- Born: Sheila Bowen c. 1896
- Died: 26 June 1957 (aged 60–61) Hume Street hospital, Dublin, Ireland
- Burial place: Glasnevin Cemetery
- Organization: Irish Women Workers' Union
- Political party: Sinn Féin; Saor Éire (1931); Labour Party (1939);
- Branch: Cumann na mBan
- Conflicts: Irish Civil War

= Sheila Dowling =

Irish republican (c. 1896–1957)

Sheila or Sighle Dowling (c. 1896 – 26 June 1957) was an Irish republican, socialist, trade unionist, feminist and a member of Cumann na mBan.

==Early career==
Dowling was born Sheila Bowen around 1896. She worked as a stenographer in the Dáil courts in north Dublin city during the War of Independence, working for the republican solicitor Michael Noyk. During a raid on an IRA depot in Blackhall Place, Dowling was arrested and taken to Dublin Castle. She successfully disposed of important papers by eating them. She was opposed to the Anglo-Irish Treaty, and was arrested leaving Dublin on her way to speak in Glasgow for Sinn Féin during the Civil War.
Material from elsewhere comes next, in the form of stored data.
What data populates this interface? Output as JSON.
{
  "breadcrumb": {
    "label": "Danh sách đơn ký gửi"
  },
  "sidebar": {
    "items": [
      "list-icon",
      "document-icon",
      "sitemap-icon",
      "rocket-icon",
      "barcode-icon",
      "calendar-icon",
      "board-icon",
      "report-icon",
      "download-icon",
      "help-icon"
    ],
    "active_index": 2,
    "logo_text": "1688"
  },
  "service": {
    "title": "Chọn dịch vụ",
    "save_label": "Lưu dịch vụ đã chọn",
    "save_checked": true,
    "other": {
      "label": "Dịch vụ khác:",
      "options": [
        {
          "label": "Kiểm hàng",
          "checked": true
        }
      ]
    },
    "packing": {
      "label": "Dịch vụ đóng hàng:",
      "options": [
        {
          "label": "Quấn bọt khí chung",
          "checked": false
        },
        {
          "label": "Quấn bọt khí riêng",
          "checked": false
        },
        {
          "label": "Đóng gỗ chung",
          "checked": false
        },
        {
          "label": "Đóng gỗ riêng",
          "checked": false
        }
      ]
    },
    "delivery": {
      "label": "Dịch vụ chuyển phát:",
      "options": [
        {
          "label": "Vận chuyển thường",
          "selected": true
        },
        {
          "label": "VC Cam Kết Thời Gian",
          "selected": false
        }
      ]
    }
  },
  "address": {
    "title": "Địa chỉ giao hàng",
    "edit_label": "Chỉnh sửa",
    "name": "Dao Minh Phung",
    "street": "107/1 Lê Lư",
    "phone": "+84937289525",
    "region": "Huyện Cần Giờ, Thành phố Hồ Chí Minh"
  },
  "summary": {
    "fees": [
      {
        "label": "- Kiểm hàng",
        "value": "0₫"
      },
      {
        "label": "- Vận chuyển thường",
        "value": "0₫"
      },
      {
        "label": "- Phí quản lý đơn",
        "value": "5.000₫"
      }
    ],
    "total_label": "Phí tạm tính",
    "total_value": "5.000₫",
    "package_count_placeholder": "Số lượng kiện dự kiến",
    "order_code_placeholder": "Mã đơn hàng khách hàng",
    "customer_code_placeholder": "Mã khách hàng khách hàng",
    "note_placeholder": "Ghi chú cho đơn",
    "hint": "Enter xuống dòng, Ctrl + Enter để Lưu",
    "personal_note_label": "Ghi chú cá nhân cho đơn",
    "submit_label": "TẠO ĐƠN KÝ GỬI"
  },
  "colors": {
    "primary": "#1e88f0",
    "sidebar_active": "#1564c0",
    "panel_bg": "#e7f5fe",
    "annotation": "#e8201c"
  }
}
Dowling was one of the group of 81 republican women prisoners in Kilmainham Gaol who resisted their transfer to the North Dublin Union as they did not want to be separated from two of their colleagues who were on hunger strike. The group was forcibly moved with marked violence by male prison officers in May 1923. She was on the executive of Cumann na mBan by the late 1920s. Dowling was active in the labour movement, working as the personal secretary to the general secretary of the Irish Transport and General Workers' Union, William O'Brien, working as an organiser for the Irish Women Workers' Union (IWWU), representing the Union on the Dublin trades' council and representing the Irish Trade Union Congress at the international labour conferences in Prague and Geneva. Around 1930, she married Frank Dowling. He later worked as the manager of Dublin's Metropole cinema. They had one daughter.

==Career post Irish independence==
Within the IWWU Dowling was a close associate of the militant socialist and pro-republican Helena Molony, which brought her into conflict with the more moderate Louie Bennett and Helen Chenevix. The tensions between the two groups in the early 1930s were focused on Dowling's and Molony's pro-Soviet sympathies and associations with Irish communists. She was an active member in the Irish section of Friends of Soviet Russia, visiting the USSR in the summer of 1930 with a delegation with Hanna Sheehy-Skeffington and Charlotte Despard. Impressed by the apparent promise of gender equality in the USSR, Dowling lectured on life there, generating more controversy.

In September 1931, Dowling was one of the four women on the founding executive of Saor Éire. When the group was banned by the Free State government, Dowling withdrew from the executive. After the legal re-interpretation of union rules on members receiving marriage benefit, Dowling was forced to resign as IWWU president and trustee in March 1932. This highlighted the contradiction between IWWU's support for gender equality with its reluctance to facilitate married women entering the workforce. It has been speculated that it was Bennett who exploited the issue to force Dowling out. She continued to work with other groups, such as the British Boycott Committee, and opposed the ratification of the 1937 Irish constitution on the grounds of how it would affect women and their role in society. She campaigned with the Labour Party in Dublin when it opposed the 1939 Offences Against the State Act.

Dowling lived at 8 Belgrave Road, Rathmines, Dublin from the early 1940s. She died from breast cancer at Hume Street hospital on 26 June 1957 and is buried in Glasnevin Cemetery. Senator Frank Purcell remembered Dowling as "the nicest and most sincere little woman I ever met…a grand character".